さらに、定期券のあり方について、「運賃制度そのものをどう抜本的に変えていくかを考えていきたい。一例としては、テレワーク等の働き方に合わせた新しい商品の提供等が考えられる」と説明する。具体的には、すでに報道されている時間帯別運賃のことであろう。

通勤定期券は、大正時代の急速な工業化のなかで、工員向けの割引運賃制度として登場した(工員定期券)。

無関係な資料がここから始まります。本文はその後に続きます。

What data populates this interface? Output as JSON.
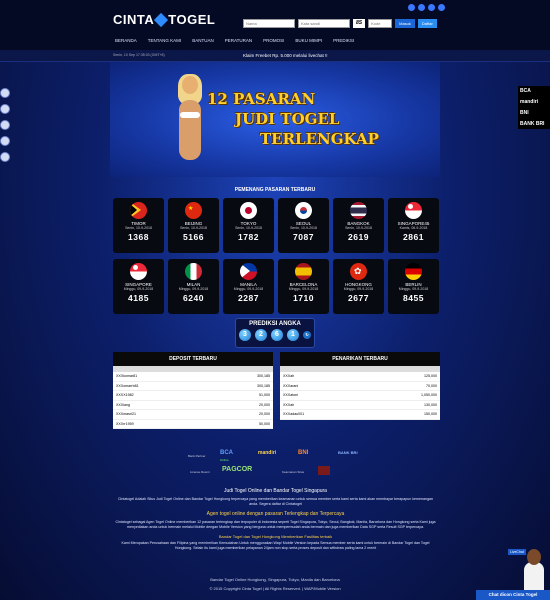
{
  "header": {
    "logo_text_1": "CINTA",
    "logo_text_2": "TOGEL",
    "username_placeholder": "Nama",
    "password_placeholder": "Kata sandi",
    "captcha": "8S",
    "code_placeholder": "Kode",
    "login_label": "Masuk",
    "register_label": "Daftar"
  },
  "nav": {
    "items": [
      "BERANDA",
      "TENTANG KAMI",
      "BANTUAN",
      "PERATURAN",
      "PROMOSI",
      "BUKU MIMPI",
      "PREDIKSI"
    ]
  },
  "ticker": {
    "clock": "Senin, 10 Sep 17:35:03 (GMT+8)",
    "marquee": "Klaim Freebet Rp. 5.000 melalui livechat !!"
  },
  "banner": {
    "line1": "12 PASARAN",
    "line2": "JUDI TOGEL",
    "line3": "TERLENGKAP"
  },
  "banks": [
    "BCA",
    "mandiri",
    "BNI",
    "BANK BRI"
  ],
  "winners": {
    "title": "PEMENANG PASARAN TERBARU",
    "markets": [
      {
        "name": "TIMOR",
        "date": "Senin, 10-9-2018",
        "number": "1368",
        "flag": "timor"
      },
      {
        "name": "BEIJING",
        "date": "Senin, 10-9-2018",
        "number": "5166",
        "flag": "china"
      },
      {
        "name": "TOKYO",
        "date": "Senin, 10-9-2018",
        "number": "1782",
        "flag": "japan"
      },
      {
        "name": "SEOUL",
        "date": "Senin, 10-9-2018",
        "number": "7087",
        "flag": "korea"
      },
      {
        "name": "BANGKOK",
        "date": "Senin, 10-9-2018",
        "number": "2619",
        "flag": "thailand"
      },
      {
        "name": "SINGAPORE45",
        "date": "Kamis, 06-9-2018",
        "number": "2861",
        "flag": "singapore"
      },
      {
        "name": "SINGAPORE",
        "date": "Minggu, 09-9-2018",
        "number": "4185",
        "flag": "singapore"
      },
      {
        "name": "MILAN",
        "date": "Minggu, 09-9-2018",
        "number": "6240",
        "flag": "italy"
      },
      {
        "name": "MANILA",
        "date": "Minggu, 09-9-2018",
        "number": "2287",
        "flag": "philippines"
      },
      {
        "name": "BARCELONA",
        "date": "Minggu, 09-9-2018",
        "number": "1710",
        "flag": "spain"
      },
      {
        "name": "HONGKONG",
        "date": "Minggu, 09-9-2018",
        "number": "2677",
        "flag": "hongkong"
      },
      {
        "name": "BERLIN",
        "date": "Minggu, 09-9-2018",
        "number": "8455",
        "flag": "germany"
      }
    ]
  },
  "prediction": {
    "title": "PREDIKSI ANGKA",
    "digits": [
      "3",
      "2",
      "6",
      "1"
    ]
  },
  "deposits": {
    "title": "DEPOSIT TERBARU",
    "rows": [
      [
        "XXXkomar81",
        "300,185"
      ],
      [
        "XXXomarrb81",
        "300,185"
      ],
      [
        "XXXX1982",
        "51,000"
      ],
      [
        "XXXiang",
        "20,000"
      ],
      [
        "XXXmasri21",
        "20,000"
      ],
      [
        "XXXrr1959",
        "50,000"
      ]
    ]
  },
  "withdrawals": {
    "title": "PENARIKAN TERBARU",
    "rows": [
      [
        "XXXah",
        "125,000"
      ],
      [
        "XXXarani",
        "70,000"
      ],
      [
        "XXXatoni",
        "1,050,000"
      ],
      [
        "XXXah",
        "130,000"
      ],
      [
        "XXXadau001",
        "150,000"
      ]
    ]
  },
  "partners": {
    "bank_label": "Bank Partner",
    "license_label": "License Resmi",
    "security_label": "Keamanan Situs",
    "logos": [
      "BCA",
      "mandiri",
      "BNI",
      "BANK BRI",
      "PAGCOR"
    ],
    "online": "Online"
  },
  "footer": {
    "heading1": "Judi Togel Online dan Bandar Togel Singapura",
    "para1": "Cintatogel Adalah Situs Judi Togel Online dan Bandar Togel Hongkong terpercaya yang memberikan keamanan untuk semua member serta kami serta kami akan membayar berapapun kemenangan anda. Segera daftar di Cintatogel",
    "heading2": "Agen togel online dengan pasaran Terlengkap dan Terpercaya",
    "para2": "Cintatogel sebagai Agen Togel Online memberikan 12 pasaran terlengkap dan terpopuler di indonesia seperti Togel Singapura, Tokyo, Seoul, Bangkok, Manila, Barcelona dan Hongkong serta Kami juga menyediakan anda untuk bermain melalui Mobile dengan Mobile Version yang berguna untuk mempermudah anda bermain dan juga memberikan Data SGP serta Result SGP terpercaya.",
    "heading3": "Bandar Togel dan Togel Hongkong Memberikan Fasilitas terbaik",
    "para3": "Kami Merupakan Perusahaan dan Filipina yang memberikan Kemudahan Untuk menggunakan Wap/ Mobile Version kepada Semua member serta kami untuk bermain di Bandar Togel dan Togel Hongkong. Selain itu kami juga memberikan pelayanan 24jam non stop serta proses deposit dan withdraw paling lama 2 menit",
    "links": "Bandar Togel Online Hongkong, Singapura, Tokyo, Manila dan Barcelona",
    "copyright": "© 2015 Copyright Cinta Togel | All Rights Reserved. | WAP/Mobile Version"
  },
  "livechat": {
    "tag": "LiveChat",
    "label": "Chat dicon Cinta Togel"
  }
}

定期券自体は明治の半ばには存在していたが、その時代は、鉄道運賃は所得水準に比べて割高であり、鉄道で通勤できる人は、政治家や経営者、軍人といった一部の階層の人々に限定されていた。

定期券は、その都度乗車券を買う必要のないものという程度の意味合いで、割引も無かった。まもなく回数券に変わった。

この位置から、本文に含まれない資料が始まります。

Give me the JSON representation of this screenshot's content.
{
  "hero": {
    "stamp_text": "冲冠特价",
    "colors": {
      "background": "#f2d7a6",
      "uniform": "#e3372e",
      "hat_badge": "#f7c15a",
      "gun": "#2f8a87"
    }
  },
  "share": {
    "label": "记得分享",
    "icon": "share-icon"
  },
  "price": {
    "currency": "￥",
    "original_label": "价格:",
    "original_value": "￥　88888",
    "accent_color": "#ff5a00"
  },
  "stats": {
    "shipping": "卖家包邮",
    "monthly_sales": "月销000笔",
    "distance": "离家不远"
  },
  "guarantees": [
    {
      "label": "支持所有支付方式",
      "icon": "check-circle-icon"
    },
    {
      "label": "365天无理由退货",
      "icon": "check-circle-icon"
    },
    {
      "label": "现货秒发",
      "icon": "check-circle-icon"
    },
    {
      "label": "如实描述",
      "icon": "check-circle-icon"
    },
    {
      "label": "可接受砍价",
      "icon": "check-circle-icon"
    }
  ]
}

今の通勤定期は、大正時代に、もともと社会政策的な意味合いで販売されるようになったが、今後コロナ後の働き方の変化、とくにテレワークの普及による通勤移動のニーズの減少に合わせて、考え方を大きく変える必要が出てきた。

大都市の鉄道会社は、通勤混雑の緩和のために巨額の費用を投入してきた。昼間の輸送力だけならば、経費、人件費は大幅に縮減できる。その通勤時のためだけに追加された輸送能力に関する負担は、本来通勤時間帯の利用者に賦課すべきものである。

なのに現実には割引された通勤定期券で、昼間の旅客よりも少ない金額で利用できるようになっているのである。昼間の旅客からすると、他人のコストを負担させられている訳で、不公平となっているといわざるを得ない。

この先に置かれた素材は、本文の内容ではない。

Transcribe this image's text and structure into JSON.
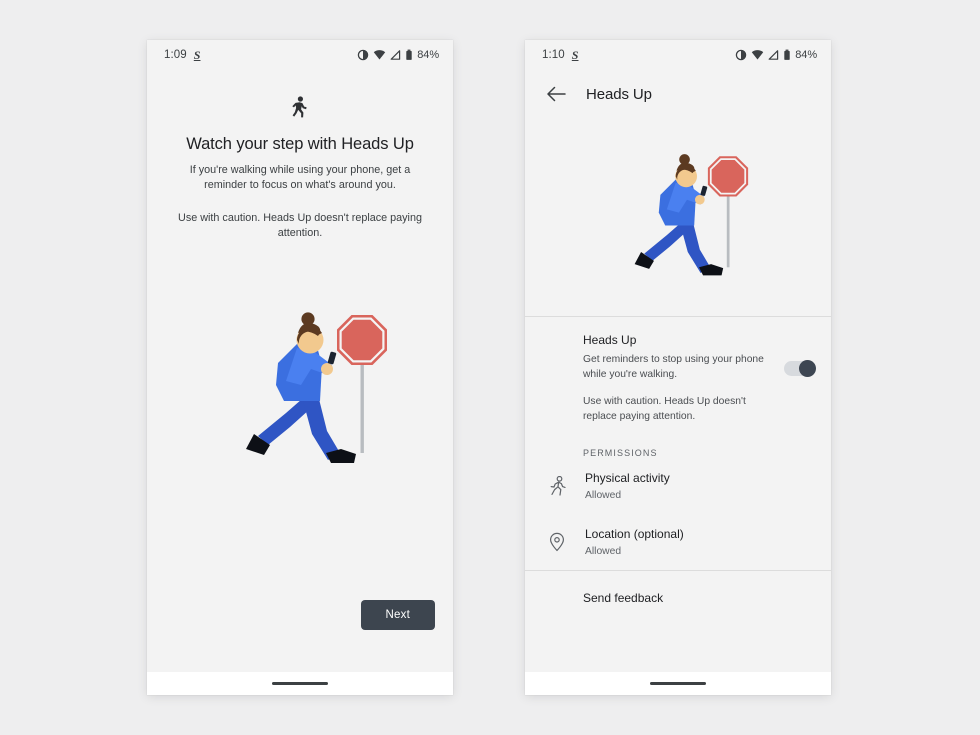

ピーク時の旅客に割高な運賃を課すことは、古くからピークロード・プライシング(peak load pricing)として議論が続いていた問題であるが、紙の定期券・乗車券を使っている時代には、割増運賃の設定時間を区切る方法が決まらなかった。

 

今では、JR東日本の場合はプリペイド式のIC乗車券Suicaの普及が進み、改札口を入る時刻により運賃の引き落とし額に差をつけることが可能となった。ただ、問題なのは、いまだに紙の乗車券を併用しているという点である。

Suica定期券も、紙の時代と同じく1ヵ月、3ヵ月、6ヵ月間の定額であり、乗車時刻で負担額を変えることができない。逆に言うと、紙の乗車券や定期券を廃止できれば、いろいろなことができるということもできる。